NELL’ARCHIVIO DI SORRENTINO
di Massimo Di Paolo – La sensazione che lascia è come quella di una finale olimpica dei quattrocento metri piani. Il giro di pista: la gara più dura corsa quasi tutta in apnea. È la stessa sensazione che si vive a fior di pelle quando si guarda per la prima volta Parthenope, l’ultima opera di Paolo Sorrentino. Il film: come un atleta cubano che parte a tutta dopo il colpo di pistola, appare potente, inebriato di bellezza, di forza mentre corre sulla prima curva.
Esagerato per intensità, luce, fotografia, rimandi narrativi, simbologia e storia che più napoletana non potrebbe essere. Esagerato a tal punto che, dopo una prima parte a ritmo superlativo per composizione e per ogni altra cosa, inevitabilmente tende a perdere colore, ritmo, rasentando la monotonia, quasi a spegnersi. La trama inciampa, la fluidità si riduce, gli eroi si confondono e il dubbio pervade lo spettatore. Il pensiero non detto: non è all’altezza del “È stata la mano di Dio”. Poco tempo, un singhiozzo passeggero, poi si riapre per diventare l’opera straordinaria che ben composta rimarrà fino alla fine. Con un finale mozzafiato, nel senso che lascia a fiato sospeso, dove ogni cosa torna e prende il proprio posto, dove la matassa si snoda definitivamente, i significati si ricompongono, si distendono. Opera di straordinaria bellezza perchè di bellezza tratta. Perfino la Napoli degradata, dai personaggi scanzonati, dalle maschere deformi della povertà nascosta in rituali, costumi, manierismi da bassifondi, diventa bella nella magnifica rappresentazione scenica. Non potrebbe essere diversamente perché il film parla e narra della ricomposizione interiore che tutti, ognuno con il proprio destino, con i propri tempi, con le proprie condizioni fanno nella vita. Quelle recitate nel film sono i tentativi di salvezza della propria storia personale fatte attraverso gli altri, attraverso chi ci resta accanto e attraverso chi, in qualsiasi modo, ci abbandona. Una storia di giovinezza Parthenope, che non può che descrivere l’animus che evolve attraverso lutti, sofferenze nascoste, incertezze, alleanze e fortunati incontri che indicano la via. Pensando alla figura del Professore interpretata da Silvio Orlando, con una recitazione indescrivibile, viene da citare Gustavo Zagrebelsky in “mai più senza maestri”.

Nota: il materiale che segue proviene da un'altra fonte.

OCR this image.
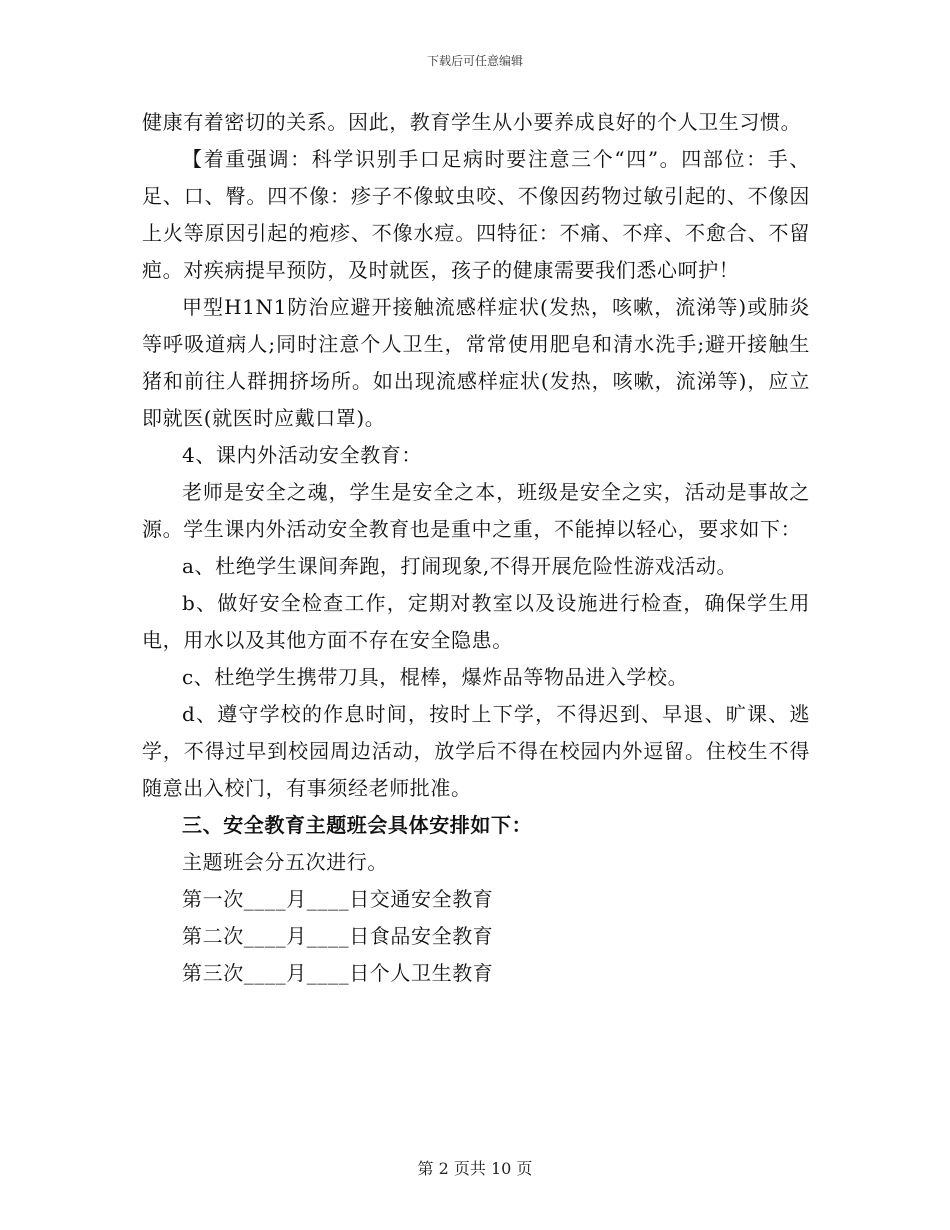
下载后可任意编辑

健康有着密切的关系。因此，教育学生从小要养成良好的个人卫生习惯。

【着重强调：科学识别手口足病时要注意三个“四”。四部位：手、足、口、臀。四不像：疹子不像蚊虫咬、不像因药物过敏引起的、不像因上火等原因引起的疱疹、不像水痘。四特征：不痛、不痒、不愈合、不留疤。对疾病提早预防，及时就医，孩子的健康需要我们悉心呵护！

甲型H1N1防治应避开接触流感样症状(发热，咳嗽，流涕等)或肺炎等呼吸道病人;同时注意个人卫生，常常使用肥皂和清水洗手;避开接触生猪和前往人群拥挤场所。如出现流感样症状(发热，咳嗽，流涕等)，应立即就医(就医时应戴口罩)。

4、课内外活动安全教育：

老师是安全之魂，学生是安全之本，班级是安全之实，活动是事故之源。学生课内外活动安全教育也是重中之重，不能掉以轻心，要求如下：

a、杜绝学生课间奔跑，打闹现象,不得开展危险性游戏活动。

b、做好安全检查工作，定期对教室以及设施进行检查，确保学生用电，用水以及其他方面不存在安全隐患。

c、杜绝学生携带刀具，棍棒，爆炸品等物品进入学校。

d、遵守学校的作息时间，按时上下学，不得迟到、早退、旷课、逃学，不得过早到校园周边活动，放学后不得在校园内外逗留。住校生不得随意出入校门，有事须经老师批准。

三、安全教育主题班会具体安排如下：

主题班会分五次进行。

第一次____月____日交通安全教育

第二次____月____日食品安全教育

第三次____月____日个人卫生教育

第 2 页共 10 页
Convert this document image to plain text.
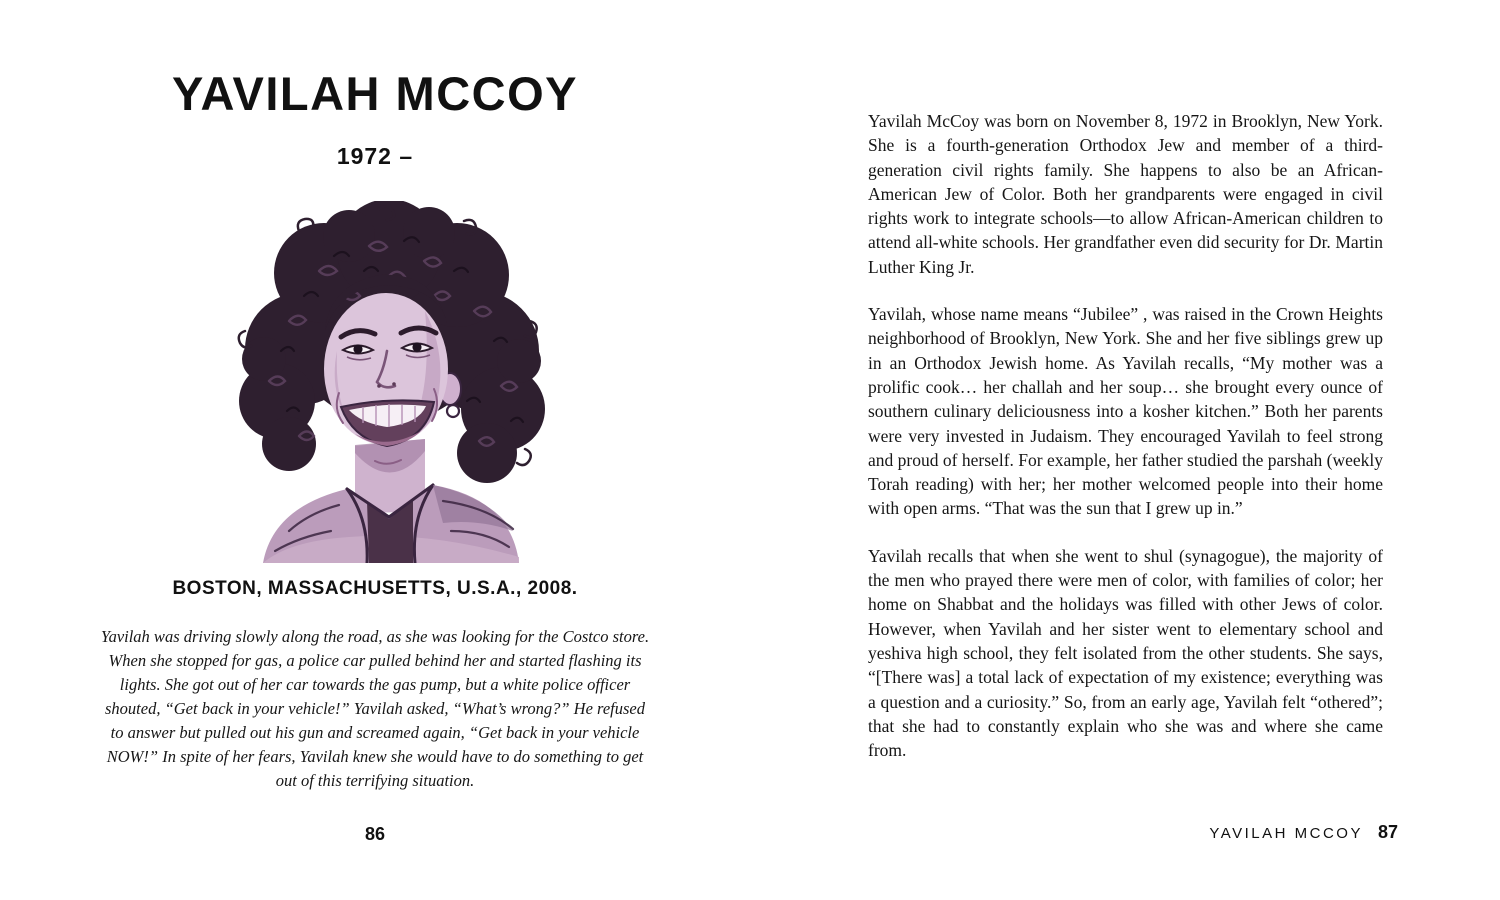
YAVILAH MCCOY
1972 –
BOSTON, MASSACHUSETTS, U.S.A., 2008.

Yavilah was driving slowly along the road, as she was looking for the Costco store. When she stopped for gas, a police car pulled behind her and started flashing its lights. She got out of her car towards the gas pump, but a white police officer shouted, “Get back in your vehicle!” Yavilah asked, “What’s wrong?” He refused to answer but pulled out his gun and screamed again, “Get back in your vehicle NOW!” In spite of her fears, Yavilah knew she would have to do something to get out of this terrifying situation.

86

Yavilah McCoy was born on November 8, 1972 in Brooklyn, New York. She is a fourth-generation Orthodox Jew and member of a third-generation civil rights family. She happens to also be an African-American Jew of Color. Both her grandparents were engaged in civil rights work to integrate schools—to allow African-American children to attend all-white schools. Her grandfather even did security for Dr. Martin Luther King Jr.

Yavilah, whose name means “Jubilee” , was raised in the Crown Heights neighborhood of Brooklyn, New York. She and her five siblings grew up in an Orthodox Jewish home. As Yavilah recalls, “My mother was a prolific cook… her challah and her soup… she brought every ounce of southern culinary deliciousness into a kosher kitchen.” Both her parents were very invested in Judaism. They encouraged Yavilah to feel strong and proud of herself. For example, her father studied the parshah (weekly Torah reading) with her; her mother welcomed people into their home with open arms. “That was the sun that I grew up in.”

Yavilah recalls that when she went to shul (synagogue), the majority of the men who prayed there were men of color, with families of color; her home on Shabbat and the holidays was filled with other Jews of color. However, when Yavilah and her sister went to elementary school and yeshiva high school, they felt isolated from the other students. She says, “[There was] a total lack of expectation of my existence; everything was a question and a curiosity.” So, from an early age, Yavilah felt “othered”; that she had to constantly explain who she was and where she came from.

YAVILAH MCCOY 87
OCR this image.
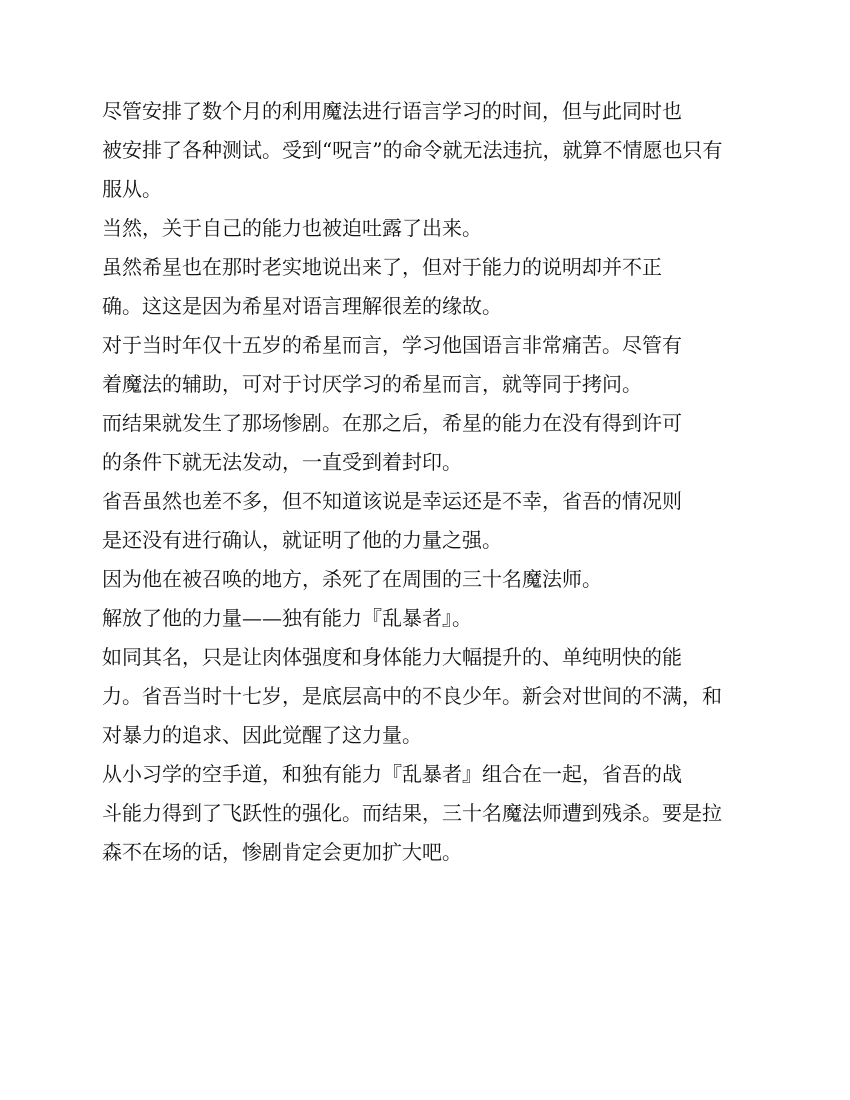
尽管安排了数个月的利用魔法进行语言学习的时间，但与此同时也
被安排了各种测试。受到“呪言”的命令就无法违抗，就算不情愿也只有
服从。
当然，关于自己的能力也被迫吐露了出来。
虽然希星也在那时老实地说出来了，但对于能力的说明却并不正
确。这这是因为希星对语言理解很差的缘故。
对于当时年仅十五岁的希星而言，学习他国语言非常痛苦。尽管有
着魔法的辅助，可对于讨厌学习的希星而言，就等同于拷问。
而结果就发生了那场惨剧。在那之后，希星的能力在没有得到许可
的条件下就无法发动，一直受到着封印。
省吾虽然也差不多，但不知道该说是幸运还是不幸，省吾的情况则
是还没有进行确认，就证明了他的力量之强。
因为他在被召唤的地方，杀死了在周围的三十名魔法师。
解放了他的力量——独有能力『乱暴者』。
如同其名，只是让肉体强度和身体能力大幅提升的、单纯明快的能
力。省吾当时十七岁，是底层高中的不良少年。新会对世间的不满，和
对暴力的追求、因此觉醒了这力量。
从小习学的空手道，和独有能力『乱暴者』组合在一起，省吾的战
斗能力得到了飞跃性的强化。而结果，三十名魔法师遭到残杀。要是拉
森不在场的话，惨剧肯定会更加扩大吧。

Identità infrante le storie contenute nel film, quella della protagonista come quelle di tutti i personaggi che scorrono nella narrazione. E la bellezza di una città ruffiana e un po’ puttana rappresenta quella dei molti, che la usano per nascondersi alle viltà, ai cinismi, ai tradimenti. Storia psicologica meravigliosa e difficile fatta da specchi spezzati e ricordi scomposti, di rammarichi, rancori, delusioni che spingono la bella Parthenope ad andare via per cercare una ricomposizione, una dimensione di concretezza, l’unica utile per rimarginare e dare senso. Percorsi di vita barocchi e processi emotivi complessi quelli rappresentati da Sorrentino, con un evidente e dichiarato processo identificativo dello stesso autore. Il miglior Cinema italiano non facilmente esportabile per significati, epoche, simbologia e rimandi culturali da paese mediterraneo. Straordinario il cast e la recitazione messa in scena con un Dario Aita in crescita continua, Silvio Orlando che lascia senza parole e lei, Celeste Dalla Porta nelle vesti di Parthenope, una sorpresa per bravura e padronanza recitativa. Bella assai, giovane e matura nello stesso istante, seduttiva che di più non si poteva. Stefania Sandrelli oltre ogni limite nell’ultima scena che chiude la narrazione. L’ultimo fotogramma che rappresenta il compimento, il cammino concluso, la pacificazione con il perdono. Ogni cosa al proprio posto, come l’archivio della propria anima che l’autore, con Parthenope, ha voluto probabilmente sigillare.